Qui est Lajcak, émissaire de l'UE I, à qui Thaci refuse de parler de dialogue

L'UE a désigné Miroslav Lajcak comme émissaire spécial pour le dialogue avec le Kosovo-Serbie. Lajcak vient d'un État qui n'a pas reconnu l'indépendance du Kosovo et, par conséquent, il en va de même avec le scepticisme des dirigeants du Kosovo. Miroslav Lajcak n'est pas aussi désirable que le ministre spécial du dialogue avec la Serbie. Président [...]
L'UE a désigné Miroslav Lajcak comme émissaire spécial pour le dialogue avec le Kosovo-Serbie. Lajcak vient d'un État qui n'a pas reconnu l'indépendance du Kosovo et, par conséquent, il en va de même avec le scepticisme des dirigeants du Kosovo.

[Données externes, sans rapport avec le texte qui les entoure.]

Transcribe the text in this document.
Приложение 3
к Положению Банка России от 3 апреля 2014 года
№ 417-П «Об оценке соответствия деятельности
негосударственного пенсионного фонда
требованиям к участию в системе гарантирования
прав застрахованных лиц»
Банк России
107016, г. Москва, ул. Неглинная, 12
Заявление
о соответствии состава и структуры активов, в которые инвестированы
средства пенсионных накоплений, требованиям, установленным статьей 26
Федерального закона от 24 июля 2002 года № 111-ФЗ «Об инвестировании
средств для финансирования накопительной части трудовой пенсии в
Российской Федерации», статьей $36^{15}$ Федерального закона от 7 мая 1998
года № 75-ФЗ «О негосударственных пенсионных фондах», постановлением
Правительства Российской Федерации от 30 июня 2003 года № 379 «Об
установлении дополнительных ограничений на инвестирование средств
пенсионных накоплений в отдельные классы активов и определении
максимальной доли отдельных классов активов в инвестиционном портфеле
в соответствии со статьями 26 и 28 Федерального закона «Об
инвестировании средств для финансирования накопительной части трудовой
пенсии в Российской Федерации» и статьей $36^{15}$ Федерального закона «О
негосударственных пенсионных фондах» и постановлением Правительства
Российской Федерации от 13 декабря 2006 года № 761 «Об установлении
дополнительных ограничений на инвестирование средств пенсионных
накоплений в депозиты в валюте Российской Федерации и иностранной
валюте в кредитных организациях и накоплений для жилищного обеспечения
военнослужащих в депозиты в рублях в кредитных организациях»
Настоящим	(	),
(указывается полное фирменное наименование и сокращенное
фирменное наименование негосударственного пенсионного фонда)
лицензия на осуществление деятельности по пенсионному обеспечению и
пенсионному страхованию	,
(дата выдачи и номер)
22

Miroslav Lajcak n'est pas aussi désirable que le ministre spécial du dialogue avec la Serbie. Président du Kosovo Hashim Thaci a déclaré hier qu'il ne participerait à aucun processus mené par Lajcak, dont le pays, la Slovaquie, n'a pas encore reconnu l'indépendance du Kosovo, écrit la nouvelle.

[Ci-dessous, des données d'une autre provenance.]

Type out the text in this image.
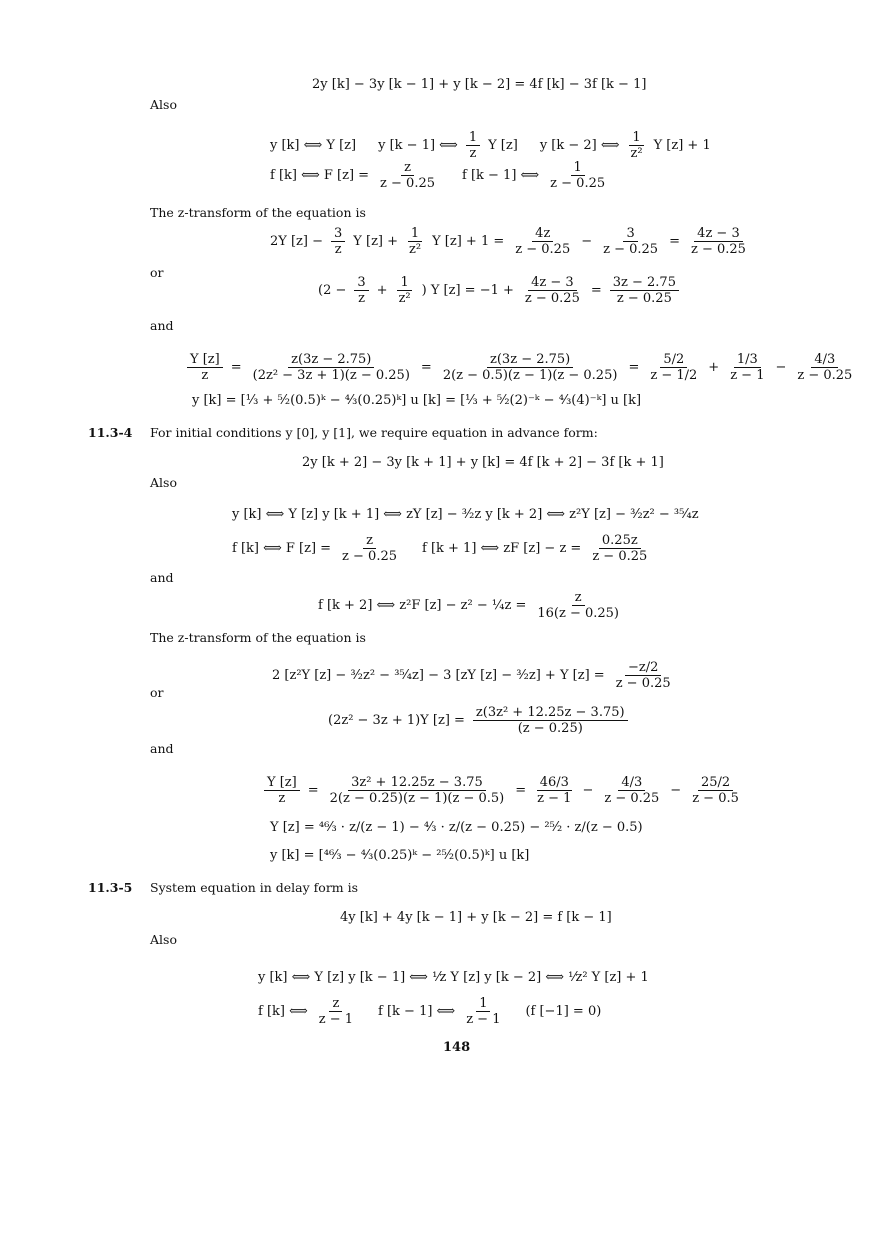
2y [k] − 3y [k − 1] + y [k − 2] = 4f [k] − 3f [k − 1]
Also
y [k] ⟺ Y [z] y [k − 1] ⟺ $\frac{1}{z}$ Y [z] y [k − 2] ⟺ $\frac{1}{\text{z²}}$ Y [z] + 1
f [k] ⟺ F $[z] = \frac{z}{z - 0.25}$ f [k − 1] ⟺ $\frac{1}{z - 0.25}$
The z-transform of the equation is
2Y $[z] - \frac{3}{z}$ Y $[z] + \frac{1}{\text{z²}}$ Y $[z] + 1 = \frac{4z}{z - 0.25} - \frac{3}{z - 0.25} = \frac{4z - 3}{z - 0.25}$
or
($2 - \frac{3}{z} + \frac{1}{\text{z²}}$ ) Y $[z] = -1 + \frac{4z - 3}{z - 0.25} = \frac{3z - 2.75}{z - 0.25}$
and
$\frac{Y [z]}{z} = \frac{z(3z - 2.75)}{\text{(2z² − 3z + 1)(z − 0.25)}} = \frac{z(3z - 2.75)}{2(z - 0.5)(z - 1)(z - 0.25)} = \frac{5/2}{z - 1/2} + \frac{1/3}{z - 1} - \frac{4/3}{z - 0.25}$
y [k] = [⅓ + ⁵⁄₂(0.5)ᵏ − ⁴⁄₃(0.25)ᵏ] u [k] = [⅓ + ⁵⁄₂(2)⁻ᵏ − ⁴⁄₃(4)⁻ᵏ] u [k]
11.3-4 For initial conditions y [0], y [1], we require equation in advance form:
2y [k + 2] − 3y [k + 1] + y [k] = 4f [k + 2] − 3f [k + 1]
Also
y [k] ⟺ Y [z] y [k + 1] ⟺ zY [z] − ³⁄₂z y [k + 2] ⟺ z²Y [z] − ³⁄₂z² − ³⁵⁄₄z
f [k] ⟺ F $[z] = \frac{z}{z - 0.25}$ f [k + 1] ⟺ zF $[z] - z = \frac{0.25z}{z - 0.25}$
and
f [k + 2] ⟺ z²F [z] − z² − ¼z = $\frac{z}{16(z - 0.25)}$
The z-transform of the equation is
2 [z²Y [z] − ³⁄₂z² − ³⁵⁄₄z] − 3 [zY [z] − ³⁄₂z] + Y $[z] = \frac{-z/2}{z - 0.25}$
or
(2z² − 3z + 1)Y $[z] = \frac{\text{z(3z² + 12.25z − 3.75)}}{(z - 0.25)}$
and
$\frac{Y [z]}{z} = \frac{\text{3z² + 12.25z − 3.75}}{2(z - 0.25)(z - 1)(z - 0.5)} = \frac{46/3}{z - 1} - \frac{4/3}{z - 0.25} - \frac{25/2}{z - 0.5}$
Y [z] = ⁴⁶⁄₃ · z/(z − 1) − ⁴⁄₃ · z/(z − 0.25) − ²⁵⁄₂ · z/(z − 0.5)
y [k] = [⁴⁶⁄₃ − ⁴⁄₃(0.25)ᵏ − ²⁵⁄₂(0.5)ᵏ] u [k]
11.3-5 System equation in delay form is
4y [k] + 4y [k − 1] + y [k − 2] = f [k − 1]
Also
y [k] ⟺ Y [z] y [k − 1] ⟺ ¹⁄z Y [z] y [k − 2] ⟺ ¹⁄z² Y [z] + 1
f [k] ⟺ $\frac{z}{z - 1}$ f [k − 1] ⟺ $\frac{1}{z - 1} (f$ [−1] = 0)
148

Une telle déclaration du président fait écho à l'international. “
Mais le passé de Lajcak est-il la raison de l'opposition des dirigeants du Kosovo, sauf son passé?

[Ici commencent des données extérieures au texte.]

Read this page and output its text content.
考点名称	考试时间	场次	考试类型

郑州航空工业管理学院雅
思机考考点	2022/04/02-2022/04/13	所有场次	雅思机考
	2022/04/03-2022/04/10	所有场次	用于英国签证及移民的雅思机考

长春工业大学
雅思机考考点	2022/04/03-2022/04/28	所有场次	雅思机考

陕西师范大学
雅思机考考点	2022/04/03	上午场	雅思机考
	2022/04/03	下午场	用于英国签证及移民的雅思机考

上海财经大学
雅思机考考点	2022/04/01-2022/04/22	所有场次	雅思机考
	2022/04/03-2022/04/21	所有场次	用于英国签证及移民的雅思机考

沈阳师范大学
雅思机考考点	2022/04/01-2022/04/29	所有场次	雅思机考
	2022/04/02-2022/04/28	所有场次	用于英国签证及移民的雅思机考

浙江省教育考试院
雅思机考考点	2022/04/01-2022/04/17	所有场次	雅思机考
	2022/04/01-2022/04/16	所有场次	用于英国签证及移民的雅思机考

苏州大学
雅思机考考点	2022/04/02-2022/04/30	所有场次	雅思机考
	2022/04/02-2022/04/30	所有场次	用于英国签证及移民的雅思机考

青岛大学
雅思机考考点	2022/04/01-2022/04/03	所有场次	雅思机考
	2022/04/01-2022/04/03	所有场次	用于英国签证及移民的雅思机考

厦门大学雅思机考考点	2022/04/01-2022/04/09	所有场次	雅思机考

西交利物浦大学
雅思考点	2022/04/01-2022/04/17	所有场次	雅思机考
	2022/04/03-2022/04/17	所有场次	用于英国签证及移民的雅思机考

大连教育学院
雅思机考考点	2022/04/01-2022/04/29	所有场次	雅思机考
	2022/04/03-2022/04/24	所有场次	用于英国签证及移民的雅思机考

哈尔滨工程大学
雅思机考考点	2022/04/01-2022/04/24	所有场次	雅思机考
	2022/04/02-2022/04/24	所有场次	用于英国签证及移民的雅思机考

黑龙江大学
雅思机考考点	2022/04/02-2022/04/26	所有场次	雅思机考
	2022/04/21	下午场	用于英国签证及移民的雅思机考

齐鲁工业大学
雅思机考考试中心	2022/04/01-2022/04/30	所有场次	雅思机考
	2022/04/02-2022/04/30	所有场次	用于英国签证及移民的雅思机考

Le news.net ci-dessous présente un profil de l'émissaire spécial de l'UE.
Il est un homme politique et diplomate slovaque, ministre des Affaires étrangères de la Slovaquie, et en outre, il a été président de l'Assemblée générale des Nations Unies en 2017-2018, écrit le news.net.
Lajcak a étudié le droit à l'Université Comenius de Bratislava et a dirigé une maîtrise internationale à l'Institut d'État des relations internationales de Moscou. En tant qu'étudiant, il a rejoint le Parti communiste de Tchécoslovaquie. En 2018, il a reçu le titre de Good Doctor de l'Institut d'État pour les relations internationales de Moscou.
Lajcak a une bonne connaissance des langues, sauf le slovaque, Lajcak parle bien anglais, allemand, russe, bulgare et serbe-croate.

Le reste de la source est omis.